O cristianismo resume a atitude de recusa; cabia ao homem descobrir-se como


mais do que o seu corpo, descobrir-se como alma que deve lutar contra os
desejos para escapar da morte e conquistar a eternidade e a salvação (VAZ,
2006). O bem-estar da alma deveria prevalecer acima dos desejos e prazeres
da carne. O corpo, prisão da alma, era pois um vexame, devia ser escondido.
Então, durante os mil e quinhentos anos seguintes – do decreto de Teodósio
suprimindo em 393 com os jogos olímpicos até à sua restauração pelo Barão de
Coubertin em 1896 – o Ocidente, vexado de si mesmo, carregado de culpas por
ser feito de carne e de sexo, assaltado por pudores, encobriu os seus membros e
os seus músculos.

Assistimos também à renúncia da alimentação, por largos períodos de tempo,


com um quadro semelhante àquilo a que hoje denominamos de anorexia
nervosa.

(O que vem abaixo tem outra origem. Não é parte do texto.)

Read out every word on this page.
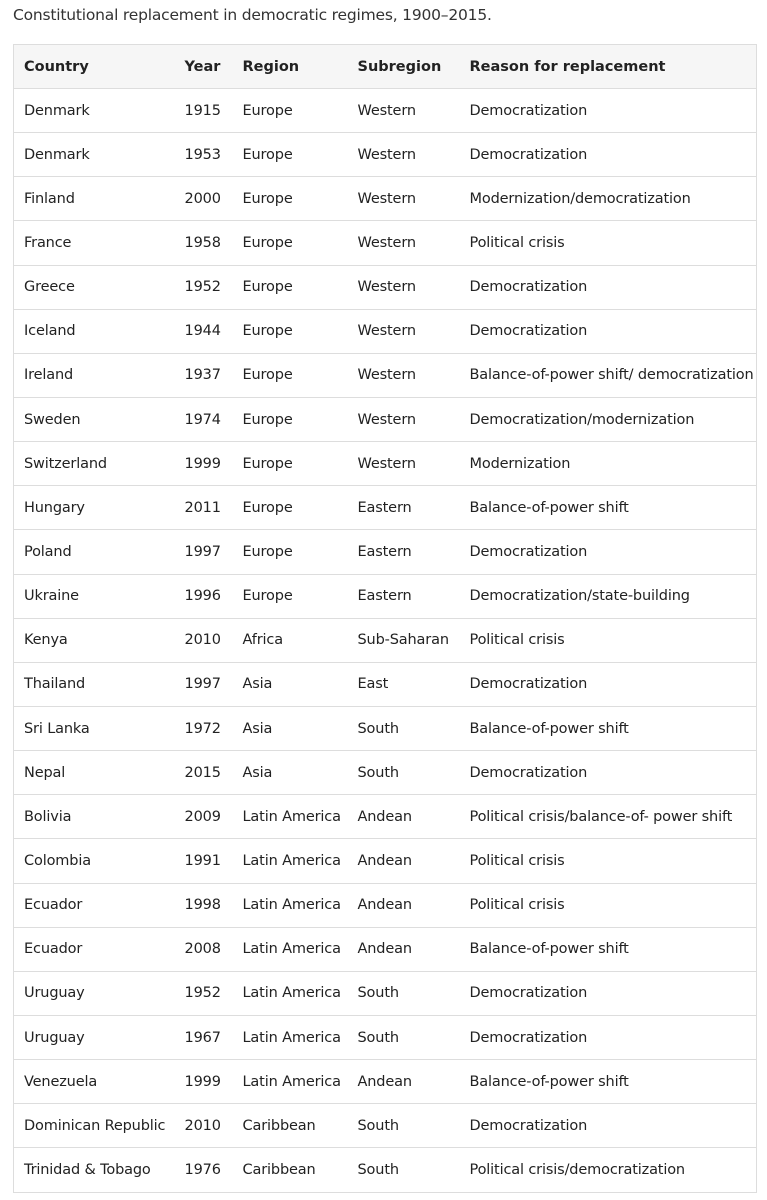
Constitutional replacement in democratic regimes, 1900–2015.
Country	Year	Region	Subregion	Reason for replacement
Denmark	1915	Europe	Western	Democratization
Denmark	1953	Europe	Western	Democratization
Finland	2000	Europe	Western	Modernization/democratization
France	1958	Europe	Western	Political crisis
Greece	1952	Europe	Western	Democratization
Iceland	1944	Europe	Western	Democratization
Ireland	1937	Europe	Western	Balance-of-power shift/ democratization
Sweden	1974	Europe	Western	Democratization/modernization
Switzerland	1999	Europe	Western	Modernization
Hungary	2011	Europe	Eastern	Balance-of-power shift
Poland	1997	Europe	Eastern	Democratization
Ukraine	1996	Europe	Eastern	Democratization/state-building
Kenya	2010	Africa	Sub-Saharan	Political crisis
Thailand	1997	Asia	East	Democratization
Sri Lanka	1972	Asia	South	Balance-of-power shift
Nepal	2015	Asia	South	Democratization
Bolivia	2009	Latin America	Andean	Political crisis/balance-of- power shift
Colombia	1991	Latin America	Andean	Political crisis
Ecuador	1998	Latin America	Andean	Political crisis
Ecuador	2008	Latin America	Andean	Balance-of-power shift
Uruguay	1952	Latin America	South	Democratization
Uruguay	1967	Latin America	South	Democratization
Venezuela	1999	Latin America	Andean	Balance-of-power shift
Dominican Republic	2010	Caribbean	South	Democratization
Trinidad & Tobago	1976	Caribbean	South	Political crisis/democratization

Contudo, está recusa da comida prendia-se, essencialmente, com a
vontade de abandonar o material e alcançar o espiritual (CARMO, 1997). Não será
errado afirmar que nestas culturas, assim como em muitas religiões orientais,
por oposição à nossa tradição ocidental, produz-se uma cultura para o corpo
(TUCHERMAN, 2004). Tal como nos mostram os trabalhos de Michel Foucault, a
experiência religiosa de uma época e a sua história social reenviam a um centro
uma espécie de código subtil, que restringe certas formas de experiênciar,
estimula outras e transforma, em sentido amplo, o contexto social, modificando
não apenas a tensão ou diferença entre espaço público e o privado, mas também
a relação com a natureza e desta com a cultura.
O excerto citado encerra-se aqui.